Les mouettes battent de l'aile, la météo leur fait la tronche. Abba parti, Samuel L. Jackson prend le relais. Deauville enfile son habit de festival. L'acteur suscite bousculades, engouements, demandes d'autographes. Vedette de Lakeview Terrace, ce fan de golf, comédien de renom est là. En chair et en os. C'est le premier.

Neil LaBute, habitué des planches - il y présenta En compagnie des hommes - ne s'est pas contente de le filmer. Il est aussi du voyage. Mais pas bavard le Samuel, juste quelques mots lors de la conférence de presse. Peut-être se réserve-t-il pour l'exercice du tapis rouge. La veille, samedi donc, il a piqué une tête dans la piscine du Royal. Sans doute pour se rafraîchir les idées. Au Journal du Dimanche, il a déclaré,  "le racisme, - c'est le propos du film - est plus que jamais d'actualité aux Etats-Unis en cette période électorale. Je suis démocrate et évidemment je soutiens Obama. Mais il reste beaucoup de personnes indécises qui se demandent si elles veulent être représentées par un Noir". Et de conclure par un "malheureusement, j'ai peur que ce ne soit qu'une utopie et qu'il ne soit pas élu" à vous glacer le sang.

Deauville, troisième jour. Les badauds parlent foot, refont le match, taclent la défense, parient sur l'avenir de Domenech. 15h28. C'est la pagaille devant l'entrée du Normandy.

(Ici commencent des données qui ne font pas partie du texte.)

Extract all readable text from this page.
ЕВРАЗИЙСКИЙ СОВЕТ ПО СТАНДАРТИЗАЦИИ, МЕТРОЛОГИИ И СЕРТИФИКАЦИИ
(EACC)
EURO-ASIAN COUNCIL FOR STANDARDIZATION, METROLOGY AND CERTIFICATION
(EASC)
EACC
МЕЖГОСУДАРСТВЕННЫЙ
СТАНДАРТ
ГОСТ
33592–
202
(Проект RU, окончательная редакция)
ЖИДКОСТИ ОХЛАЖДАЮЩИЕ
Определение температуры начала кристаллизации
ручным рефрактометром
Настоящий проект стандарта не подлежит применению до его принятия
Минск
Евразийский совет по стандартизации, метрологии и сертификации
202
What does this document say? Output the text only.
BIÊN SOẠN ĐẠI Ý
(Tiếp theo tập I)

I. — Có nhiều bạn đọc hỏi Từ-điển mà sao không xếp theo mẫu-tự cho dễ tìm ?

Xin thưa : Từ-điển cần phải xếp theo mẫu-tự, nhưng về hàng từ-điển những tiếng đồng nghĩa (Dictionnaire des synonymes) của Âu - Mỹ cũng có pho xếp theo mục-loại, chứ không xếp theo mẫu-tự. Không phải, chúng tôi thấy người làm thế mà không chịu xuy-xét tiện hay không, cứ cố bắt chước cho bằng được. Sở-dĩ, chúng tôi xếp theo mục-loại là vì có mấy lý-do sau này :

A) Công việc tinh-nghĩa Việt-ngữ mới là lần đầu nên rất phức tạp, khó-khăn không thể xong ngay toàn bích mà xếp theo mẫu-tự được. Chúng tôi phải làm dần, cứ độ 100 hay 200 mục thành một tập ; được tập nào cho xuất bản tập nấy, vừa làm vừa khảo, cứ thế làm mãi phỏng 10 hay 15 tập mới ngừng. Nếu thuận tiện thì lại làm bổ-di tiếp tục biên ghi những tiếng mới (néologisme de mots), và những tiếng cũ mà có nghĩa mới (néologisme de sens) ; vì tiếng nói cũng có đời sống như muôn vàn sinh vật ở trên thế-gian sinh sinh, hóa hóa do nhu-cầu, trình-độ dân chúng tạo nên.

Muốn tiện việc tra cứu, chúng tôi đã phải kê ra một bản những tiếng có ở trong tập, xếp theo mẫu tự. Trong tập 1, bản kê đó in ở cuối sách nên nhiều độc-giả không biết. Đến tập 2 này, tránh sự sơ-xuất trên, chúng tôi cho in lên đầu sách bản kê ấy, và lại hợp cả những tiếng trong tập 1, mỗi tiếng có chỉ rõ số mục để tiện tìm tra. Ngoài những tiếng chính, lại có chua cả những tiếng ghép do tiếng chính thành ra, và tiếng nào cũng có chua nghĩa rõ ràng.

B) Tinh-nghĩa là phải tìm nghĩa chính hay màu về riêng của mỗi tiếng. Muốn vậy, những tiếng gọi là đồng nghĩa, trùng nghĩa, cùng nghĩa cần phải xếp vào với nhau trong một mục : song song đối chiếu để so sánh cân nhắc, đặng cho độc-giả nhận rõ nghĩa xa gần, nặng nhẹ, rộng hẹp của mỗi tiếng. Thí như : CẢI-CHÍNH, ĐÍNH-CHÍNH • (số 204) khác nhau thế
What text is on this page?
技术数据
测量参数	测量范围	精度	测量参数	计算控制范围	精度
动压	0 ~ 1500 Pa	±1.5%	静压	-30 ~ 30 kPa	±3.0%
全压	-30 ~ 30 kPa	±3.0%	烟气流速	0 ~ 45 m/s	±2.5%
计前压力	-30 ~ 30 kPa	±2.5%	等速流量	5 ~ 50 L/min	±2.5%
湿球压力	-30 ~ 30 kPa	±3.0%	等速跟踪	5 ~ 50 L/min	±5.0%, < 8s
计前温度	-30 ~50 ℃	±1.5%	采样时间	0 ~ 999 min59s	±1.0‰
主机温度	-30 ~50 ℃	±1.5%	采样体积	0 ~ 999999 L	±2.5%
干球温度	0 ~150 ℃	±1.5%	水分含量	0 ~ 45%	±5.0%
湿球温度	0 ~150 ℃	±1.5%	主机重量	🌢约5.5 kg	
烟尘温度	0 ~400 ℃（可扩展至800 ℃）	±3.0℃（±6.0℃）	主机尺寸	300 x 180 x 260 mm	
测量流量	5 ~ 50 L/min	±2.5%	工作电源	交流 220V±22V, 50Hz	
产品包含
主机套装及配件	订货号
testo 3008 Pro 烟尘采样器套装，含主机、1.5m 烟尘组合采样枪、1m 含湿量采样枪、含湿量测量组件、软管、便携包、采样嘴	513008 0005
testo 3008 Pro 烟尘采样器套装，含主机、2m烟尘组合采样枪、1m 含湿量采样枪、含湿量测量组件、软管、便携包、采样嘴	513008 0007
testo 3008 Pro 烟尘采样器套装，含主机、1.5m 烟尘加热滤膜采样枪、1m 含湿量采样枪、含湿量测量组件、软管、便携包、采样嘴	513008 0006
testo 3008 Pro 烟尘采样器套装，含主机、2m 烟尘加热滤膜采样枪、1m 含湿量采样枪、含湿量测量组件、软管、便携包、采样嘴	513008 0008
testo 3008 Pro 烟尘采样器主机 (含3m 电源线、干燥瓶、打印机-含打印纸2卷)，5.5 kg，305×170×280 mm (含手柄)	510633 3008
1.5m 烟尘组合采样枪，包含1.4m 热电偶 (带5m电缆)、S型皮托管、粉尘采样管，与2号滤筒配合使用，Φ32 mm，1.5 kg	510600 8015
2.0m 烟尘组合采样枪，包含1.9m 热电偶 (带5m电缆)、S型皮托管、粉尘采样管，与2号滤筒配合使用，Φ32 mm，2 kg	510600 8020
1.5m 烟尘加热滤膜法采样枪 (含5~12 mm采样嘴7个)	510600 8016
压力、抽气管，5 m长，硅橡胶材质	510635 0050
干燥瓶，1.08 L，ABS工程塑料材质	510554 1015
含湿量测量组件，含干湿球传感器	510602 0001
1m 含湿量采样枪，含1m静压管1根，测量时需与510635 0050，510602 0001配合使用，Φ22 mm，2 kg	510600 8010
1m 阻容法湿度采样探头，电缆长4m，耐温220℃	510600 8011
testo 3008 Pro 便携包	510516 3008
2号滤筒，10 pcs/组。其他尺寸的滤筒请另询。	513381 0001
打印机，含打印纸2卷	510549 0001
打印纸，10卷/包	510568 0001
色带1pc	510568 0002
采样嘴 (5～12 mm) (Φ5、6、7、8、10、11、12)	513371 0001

Côté ville, on se disputent pour glaner une signature, un mot. Léa Drucker opère sans rechigner. "Vivement Dimanche", lui crie un homme ! L'humour n'a pas de limites. La jeune femme esquisse un sourire. Son chien, aucun lien de parenté avec celui de l'animateur chéri des Français, ne remue même pas la queue. Léa n'est pas venue pour que le toutou fasse pipi loin de Paris, elle débarque pour participer aux délibérations du jury Révélation présidée par Zoe Cassavetes.

16h 13, une poignée de molosses fendent la foule. Au milieu une dame en imper baisse la tête. La foule massée devant le palace l'appelle, l'apostrophe. Carole lui rétorque qu'elle repassera plus tard, "promis". Une voix s'élève, lui demande comment elle va. La réponse fuse, "très bien merci". Et la présidente du jury chargé de choisir le meilleur film en compétition de filer. Quasiment au même moment, des brassées de fleurs blanches sortent d'une  voiture au bras d'un autre molosse. C'est le bouquet. Comme si le second suivait la première. Bouquet, Carole... Ok ! pas drôle.

Le matin, le fantôme de Roman Polanski traînait sur les planches. Président une année, désormais résident français - il vit à Paris - le cinéaste, palmé, oscarisé, vert Académie Française est la pièce maîtresse du documentaire Roman Polanski : Wanted and desired. Déjà auteur d'un Who is Bernard Tapie, Marina Zenovich remonte le temps, retrace le procès du cinéaste, part des accusations de viol d'une fillette de 13 ans à son départ précipité de l'Amérique avec à la clef la menace d'une arrestation, des mois, voir des années de prison si il y remet les pieds. L'enquête est fouillée, truffée de témoignages. Manque juste celui du réalisateur, du "coupable", mais son ombre est là. L'auteur du Pianiste n'a pas souhaité répondre à la réalisatrice et elle ne s'en plaint pas. Au contraire. Il verra le film. En revanche, sa victime, aujourd'hui âgé de 44 ans, a bien voulu évoqué l'affaire. C'est dément, terrifiant, implacable envers le système judiciaire et certains juges, la presse fouille crottes...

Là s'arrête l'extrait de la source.